Capital (architecture) - Pre-classical Capitals

Pre-classical Capitals

The two earliest Egyptian capitals of importance are those based on the lotus and papyrus plants respectively, and these, with the palm tree capital, were the chief types employed by the Egyptians, until under the Ptolemies in the 3rd to 1st centuries BC, various other river plants were also employed, and the conventional lotus capital went through various modifications.

Some kind of volute capital is shown in the Assyrian bas-reliefs, but no Assyrian capital has ever been found; the enriched bases exhibited in the British Museum were initially misinterpreted as capitals.

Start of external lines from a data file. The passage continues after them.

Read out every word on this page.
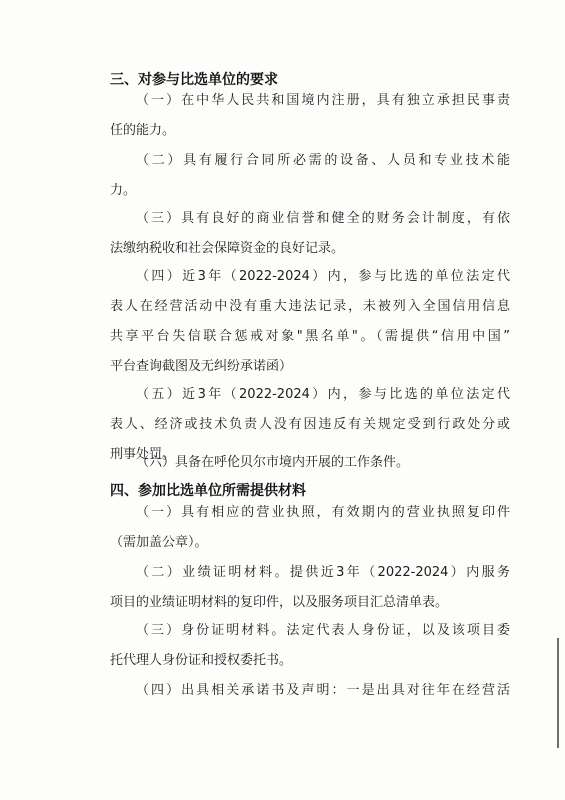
三、对参与比选单位的要求
（一）在中华人民共和国境内注册，具有独立承担民事责
任的能力。
（二）具有履行合同所必需的设备、人员和专业技术能
力。
（三）具有良好的商业信誉和健全的财务会计制度，有依
法缴纳税收和社会保障资金的良好记录。
（四）近3年（2022-2024）内，参与比选的单位法定代
表人在经营活动中没有重大违法记录，未被列入全国信用信息
共享平台失信联合惩戒对象"黑名单"。（需提供“信用中国”
平台查询截图及无纠纷承诺函）
（五）近3年（2022-2024）内，参与比选的单位法定代
表人、经济或技术负责人没有因违反有关规定受到行政处分或
刑事处罚。
（六）具备在呼伦贝尔市境内开展的工作条件。
四、参加比选单位所需提供材料
（一）具有相应的营业执照，有效期内的营业执照复印件
（需加盖公章）。
（二）业绩证明材料。提供近3年（2022-2024）内服务
项目的业绩证明材料的复印件，以及服务项目汇总清单表。
（三）身份证明材料。法定代表人身份证，以及该项目委
托代理人身份证和授权委托书。
（四）出具相关承诺书及声明：一是出具对往年在经营活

In the Achaemenid Persian capital the brackets are carved with the lion or the griffin projecting right and left to support the architrave; on their backs they carry other brackets at right angles to support the cross timbers. The profuse decoration underneath the bracket capital in the palaces of Xerxes at Susa and elsewhere, serves no structural function, but gives some variety to the extenuated shaft.

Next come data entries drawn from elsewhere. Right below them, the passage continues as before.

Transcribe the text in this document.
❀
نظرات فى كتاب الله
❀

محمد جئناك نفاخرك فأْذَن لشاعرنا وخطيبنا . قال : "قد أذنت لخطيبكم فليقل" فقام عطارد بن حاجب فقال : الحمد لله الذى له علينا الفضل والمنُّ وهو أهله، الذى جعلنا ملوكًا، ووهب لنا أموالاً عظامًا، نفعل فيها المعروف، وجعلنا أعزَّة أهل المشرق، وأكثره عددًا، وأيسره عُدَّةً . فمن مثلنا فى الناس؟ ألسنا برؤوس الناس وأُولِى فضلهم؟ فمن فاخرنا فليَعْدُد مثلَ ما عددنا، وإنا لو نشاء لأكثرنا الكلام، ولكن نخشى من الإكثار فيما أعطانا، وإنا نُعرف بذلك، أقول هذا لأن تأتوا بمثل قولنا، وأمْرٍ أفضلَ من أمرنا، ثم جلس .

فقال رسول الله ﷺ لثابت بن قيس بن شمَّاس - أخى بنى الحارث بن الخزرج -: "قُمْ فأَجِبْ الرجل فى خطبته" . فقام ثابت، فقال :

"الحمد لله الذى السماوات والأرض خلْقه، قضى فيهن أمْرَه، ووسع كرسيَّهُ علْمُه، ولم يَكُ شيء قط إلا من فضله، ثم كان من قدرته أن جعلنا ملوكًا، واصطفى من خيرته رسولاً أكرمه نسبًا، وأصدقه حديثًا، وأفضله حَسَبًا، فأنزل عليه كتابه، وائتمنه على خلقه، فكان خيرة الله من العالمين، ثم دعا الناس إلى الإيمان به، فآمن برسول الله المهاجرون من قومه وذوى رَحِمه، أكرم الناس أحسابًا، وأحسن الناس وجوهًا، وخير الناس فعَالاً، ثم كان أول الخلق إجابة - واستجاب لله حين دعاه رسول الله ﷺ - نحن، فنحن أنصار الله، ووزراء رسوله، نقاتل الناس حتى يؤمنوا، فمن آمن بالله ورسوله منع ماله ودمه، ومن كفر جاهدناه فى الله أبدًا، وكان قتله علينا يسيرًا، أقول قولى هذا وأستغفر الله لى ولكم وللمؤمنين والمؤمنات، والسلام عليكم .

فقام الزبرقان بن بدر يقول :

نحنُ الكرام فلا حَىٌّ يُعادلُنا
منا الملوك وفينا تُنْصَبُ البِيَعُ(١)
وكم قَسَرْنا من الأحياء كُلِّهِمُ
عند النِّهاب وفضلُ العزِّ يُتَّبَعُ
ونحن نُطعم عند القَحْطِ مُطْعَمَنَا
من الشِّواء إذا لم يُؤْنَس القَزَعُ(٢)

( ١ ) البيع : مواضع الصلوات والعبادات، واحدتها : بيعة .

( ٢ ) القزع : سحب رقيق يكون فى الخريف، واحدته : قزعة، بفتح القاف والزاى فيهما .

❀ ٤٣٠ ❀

The earliest Aegean capital is that shown in the frescoes at Knossos in Crete (1600 BC); it was of the convex type, probably moulded in stucco. Capitals of the second, concave type, include the richly carved examples of the columns flanking the Tomb of Agamemnon in Mycenae (c. 1100 BC): they are carved with a chevron device, and with a concave apophyge on which the buds of some flowers are sculpted.